La política sin grito

La ejecución del programa de la ultra derecha se da en dos movimientos: el primero estuvo a cargo de Macri. Leyendo el ciclo de luchas anti-neoliberal de 2001 como un avance de la organización popular sobre el Estado (como dice Carlos Pagni en su libro El nudo) y sin capacidad de crear una instancia política propia para revertir el peso de esa agenda, durante el año 2018 se contrajo una deuda externa que opera como un dispositivo de restricción y control político no sólo sobre el gasto del Estado, sino también de los programas de gobierno de la mayoría de los candidatos presidenciales y como orientador de los negocios en marcha.

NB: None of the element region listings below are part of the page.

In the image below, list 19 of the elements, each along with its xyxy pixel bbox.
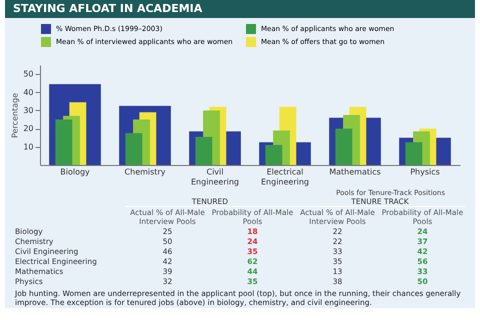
chart-title: STAYING AFLOAT IN ACADEMIA [5,0,475,18]
bar [265,145,282,165]
x-tick-label: Civil Engineering [191,168,239,186]
x-tick-label: Chemistry [124,168,166,176]
bar [55,120,72,165]
y-tick-label: 10 [23,142,34,152]
bar [125,133,142,165]
x-tick-label: Electrical Engineering [261,168,309,186]
x-tick-label: Mathematics [329,168,381,176]
y-tick-label: 50 [23,70,34,79]
x-tick-label: Biology [60,168,90,176]
x-tick-label: Physics [410,168,440,176]
y-tick-label: 30 [23,106,34,115]
bar [335,128,352,165]
bar [195,136,212,165]
y-tick-label: 20 [23,124,34,134]
bar [405,142,422,165]
y-tick-label: 40 [23,88,34,97]
y-axis-title: Percentage [10,92,20,138]
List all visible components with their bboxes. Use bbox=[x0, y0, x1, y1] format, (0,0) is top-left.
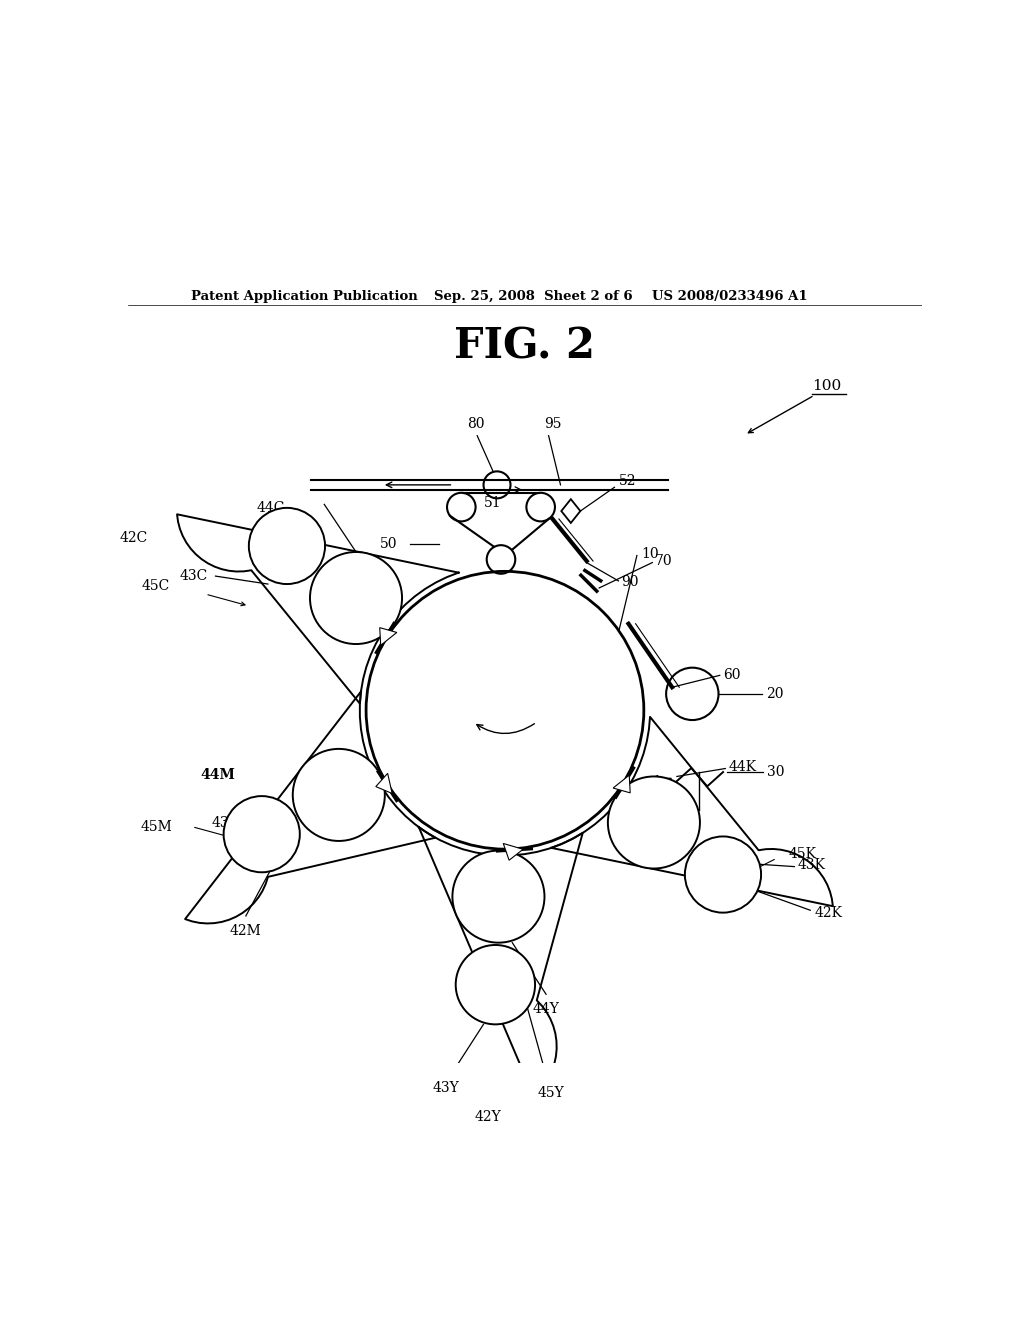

El segundo movimiento, al parecer, es el de reconectar las riquezas del país al mercado mundial a partir de un alineamiento sin objeciones con el bloque occidental en guerra.

La política llamada progresista o populista de izquierda, reducida a un esfuerzo por evitar una catástrofe mayor y comprometida con mecanismos de contención más que con una iniciativa reformista, logra –como viene diciendo el colectivo Juguetes Perdidos– sustituir el estallido social por la implosión. Nada más gráfico, al respecto, que el mecanismo económico cotidiano de la inflación: cada aumento de precios demuestra la impotencia del gobierno y amplifica la promesa de soluciones (no importa lo fantasiosas que sean) que ofrece la derecha, que se muestra en poder de soluciones concretas, no importa si luego son un desastre completo. La eficacia de la consigna de la ultraderecha –destitución de “la casta”, dolarización y guerra– bloquea y secuestra para sus fines toda crítica democrática de un Estado que depende de la realización de la renta agraria, que no atina a promover una inserción no colonial en el mercado mundial, que no puede defender ingresos y derechos populares, que titubea y recula ante cada posibilidad de producir avances decididos y consistentes. Las políticas encuentran sus puntos de nacimiento, sus puntos vitales, en los gritos. Y no es posible seguir hablando de democracia sin la escucha puesta en las prácticas populares. Al menos en tres aspectos:

  • Luego de 2001, los movimientos piqueteros, las organizaciones populares y las nuevas formas de precarización laboral mostraron claramente que la realidad del trabajo ha cambiado. Este capitalismo no es capaz de forzar un pacto nacional de clases, no da trabajo de calidad, ni garantiza los derechos que venían ligados al salario en el capitalismo anterior. Es preciso, por tanto, diseñar formas políticas democráticas a la altura de las modalidades actuales de la cooperación social.
  • Tras décadas de monocultivo y mega-minería, sabemos lo que significa depender de la renta concentrada y que la inserción colonial al mercado mundial supone una restricción de la soberanía. Gasoducto, litio y Vaca Muerta son palabras que encierran una relación social que debe ser revisada por organizaciones populares. La ampliación de los mecanismos de toma de decisiones es directamente proporcional a la capacidad de cuestionamiento al modo de acumulación.
  • La cuestión de la deuda como forma de mando y relación social, que el feminismo popular ha investigado y denunciado durante los últimos años, concierne hoy a las economías domésticas tanto como a la forma Estado. Un Estado que no toma para sí estos saberes populares sobre las formas de explotación queda sometido hacia afuera y hacia adentro, y queda desautorizado a la hora de desactivar violencias estructurales. Hoy en día ignorar el problema de la deuda como mando de las finanzas supone desentenderse de una actualización de los saberes acumulados en las luchas por los derechos humanos.

 

Escuchar ahí donde triunfa la desafección

Escuchar el grito sordo ahí donde triunfa la desafección política podría liberar el lenguaje, provocar palabras que digan verdades. Cuando la ultraderecha logra describir la realidad, el lenguaje se pudre. No hay disputa hegemónica de ninguna clase si se acepta el formato de los grandes medios o de Instagram. La agenda de la ultraderecha apuesta a producir una personalidad impermeable a los contenidos propuestos por una razón de izquierda, progresista o popular. No estamos, por tanto, ante un simple problema de comunicación, sino ante el problema de cómo conectar con la desesperación, el grito y la transformación.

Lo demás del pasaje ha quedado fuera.